Тот плохо говорил по-венгерски и притом нараспев, словно на сцене.
— Вы, милостивые государи, верно, знаете, что по официальному курсу за две венгерские кроны дают одну чешскую. Но так как мне удалось заблаговременно раздобыть чешские кроны, то я могу дать десять чешских крон за пятнадцать венгерских.
Анталфи несколько минут молча вычислял.
— Ну, если вам не нужно… — сказал железнодорожник и пошел дальше.
— А ну, покажите-ка ваши чешские кроны, — крикнул ему вслед Анталфи.
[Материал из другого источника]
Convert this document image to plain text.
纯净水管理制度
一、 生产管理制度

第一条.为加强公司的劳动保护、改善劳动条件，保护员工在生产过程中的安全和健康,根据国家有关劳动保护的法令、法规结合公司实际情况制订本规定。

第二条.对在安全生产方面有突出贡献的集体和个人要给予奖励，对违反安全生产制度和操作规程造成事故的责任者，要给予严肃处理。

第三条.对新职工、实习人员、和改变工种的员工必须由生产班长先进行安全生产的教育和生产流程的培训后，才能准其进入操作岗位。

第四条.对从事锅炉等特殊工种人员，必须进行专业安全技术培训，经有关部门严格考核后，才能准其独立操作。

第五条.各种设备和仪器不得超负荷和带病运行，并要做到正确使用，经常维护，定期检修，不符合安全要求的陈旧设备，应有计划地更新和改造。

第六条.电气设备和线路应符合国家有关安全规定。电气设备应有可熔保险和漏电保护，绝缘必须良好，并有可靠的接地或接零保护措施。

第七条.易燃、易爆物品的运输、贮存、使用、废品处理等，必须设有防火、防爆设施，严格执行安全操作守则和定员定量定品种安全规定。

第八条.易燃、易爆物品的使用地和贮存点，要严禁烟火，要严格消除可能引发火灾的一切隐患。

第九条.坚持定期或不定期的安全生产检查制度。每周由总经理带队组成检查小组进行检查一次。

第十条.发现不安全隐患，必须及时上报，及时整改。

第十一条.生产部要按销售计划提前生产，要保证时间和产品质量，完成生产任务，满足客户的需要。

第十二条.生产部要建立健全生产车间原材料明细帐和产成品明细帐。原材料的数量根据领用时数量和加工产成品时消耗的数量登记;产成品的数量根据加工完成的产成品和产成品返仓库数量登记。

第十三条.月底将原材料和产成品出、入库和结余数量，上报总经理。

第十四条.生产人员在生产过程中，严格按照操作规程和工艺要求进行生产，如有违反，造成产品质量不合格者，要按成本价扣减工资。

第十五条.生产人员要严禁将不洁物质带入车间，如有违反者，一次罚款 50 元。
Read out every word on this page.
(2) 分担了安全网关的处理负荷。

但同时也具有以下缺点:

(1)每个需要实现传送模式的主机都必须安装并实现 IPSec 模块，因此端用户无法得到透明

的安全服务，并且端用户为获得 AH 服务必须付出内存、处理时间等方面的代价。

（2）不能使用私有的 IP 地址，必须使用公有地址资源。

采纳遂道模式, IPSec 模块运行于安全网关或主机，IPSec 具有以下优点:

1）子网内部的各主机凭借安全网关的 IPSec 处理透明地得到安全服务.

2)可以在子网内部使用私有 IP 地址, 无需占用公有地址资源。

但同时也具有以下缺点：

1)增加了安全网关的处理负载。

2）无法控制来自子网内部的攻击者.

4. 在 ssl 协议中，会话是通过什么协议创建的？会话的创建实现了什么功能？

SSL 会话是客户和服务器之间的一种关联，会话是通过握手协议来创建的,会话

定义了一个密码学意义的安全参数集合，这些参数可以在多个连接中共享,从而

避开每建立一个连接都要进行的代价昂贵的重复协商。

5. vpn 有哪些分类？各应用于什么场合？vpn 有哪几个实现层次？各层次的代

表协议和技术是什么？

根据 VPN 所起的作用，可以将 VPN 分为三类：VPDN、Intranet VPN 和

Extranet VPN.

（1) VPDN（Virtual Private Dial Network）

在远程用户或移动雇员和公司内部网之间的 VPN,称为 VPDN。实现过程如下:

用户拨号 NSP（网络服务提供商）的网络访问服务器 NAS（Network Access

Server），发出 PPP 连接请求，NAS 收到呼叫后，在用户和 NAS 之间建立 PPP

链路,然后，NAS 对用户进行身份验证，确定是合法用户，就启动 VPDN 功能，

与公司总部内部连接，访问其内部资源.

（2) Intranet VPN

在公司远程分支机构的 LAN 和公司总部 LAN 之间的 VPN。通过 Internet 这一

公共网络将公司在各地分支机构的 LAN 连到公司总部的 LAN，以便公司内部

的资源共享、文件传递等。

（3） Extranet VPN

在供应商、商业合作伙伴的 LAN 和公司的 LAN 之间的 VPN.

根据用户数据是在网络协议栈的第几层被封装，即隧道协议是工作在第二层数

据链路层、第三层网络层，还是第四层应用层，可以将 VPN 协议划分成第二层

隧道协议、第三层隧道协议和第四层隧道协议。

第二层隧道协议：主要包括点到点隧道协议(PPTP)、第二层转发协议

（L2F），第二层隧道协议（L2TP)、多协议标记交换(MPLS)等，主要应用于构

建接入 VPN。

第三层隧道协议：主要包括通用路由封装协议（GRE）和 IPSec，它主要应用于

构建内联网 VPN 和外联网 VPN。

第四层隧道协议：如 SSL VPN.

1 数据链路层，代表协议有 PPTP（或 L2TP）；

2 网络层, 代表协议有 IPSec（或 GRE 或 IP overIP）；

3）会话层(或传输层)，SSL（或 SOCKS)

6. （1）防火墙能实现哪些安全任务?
Чех вынул из кармана брюк большой сверток бумажных денег.
— Пожалуйста.
Анталфи, взяв бумажку в сто крон, со всех сторон осмотрел ее и даже обнюхал.
— Из чего же видно, что это чешские деньга? — спросил он недоверчиво. — Это ведь старые австрийские деньги, — такие же, как и мои венгерские бумажки!
— Что вы, что вы, совсем не такие, — обиделся чех. — Извольте взглянуть: вот здесь печать, а тут двухвостый лев.
— Вижу, — сказал Анталфи уже менее недоверчиво. — Действительно, у этой скотины два хвоста. Ну, с богом! Дам двенадцать венгерских крон за десять чешских.
— Ну, нет, за дурака вы меня считаете, что ли…
Добрых четверть часа торговались мы, пока пришли к соглашению. За те тысячу пятьсот синих крон, которые вручил мне Пойтек при прощании, железнодорожник дал нам тысячу сто пятьдесят чешских крон.
— Не хотите ли поглядеть, — и чех указал на разрушенную снарядами сторожку, — это историческое место. Здесь чешские легионеры разбили большевиков, имевших численное превосходство. Красные бежали и как бежали!.. Победило моральное превосходство демократии, — да, демократии…
Мы уехали из Шалготарьяна в полдень и уже к вечеру были в Римасомбате.
— Пойдем поищем гостиницу, — предложил Анталфи. — Это совершенно безопасно; глупейший жандарм и тот сообразит, что человек, у которого документы не в порядке, не решится сунуться в гостиницу, где ему придется заполнять анкету. Не знаю, какова покупательная сила чешских крон, — я впервые в Чехии, — но так или иначе отправимся в порядочную гостиницу. Хотя я в Чехии еще не бывал, но про Римасомбат я кое-что слышал. Идем прямо в гостиницу «Хунгария».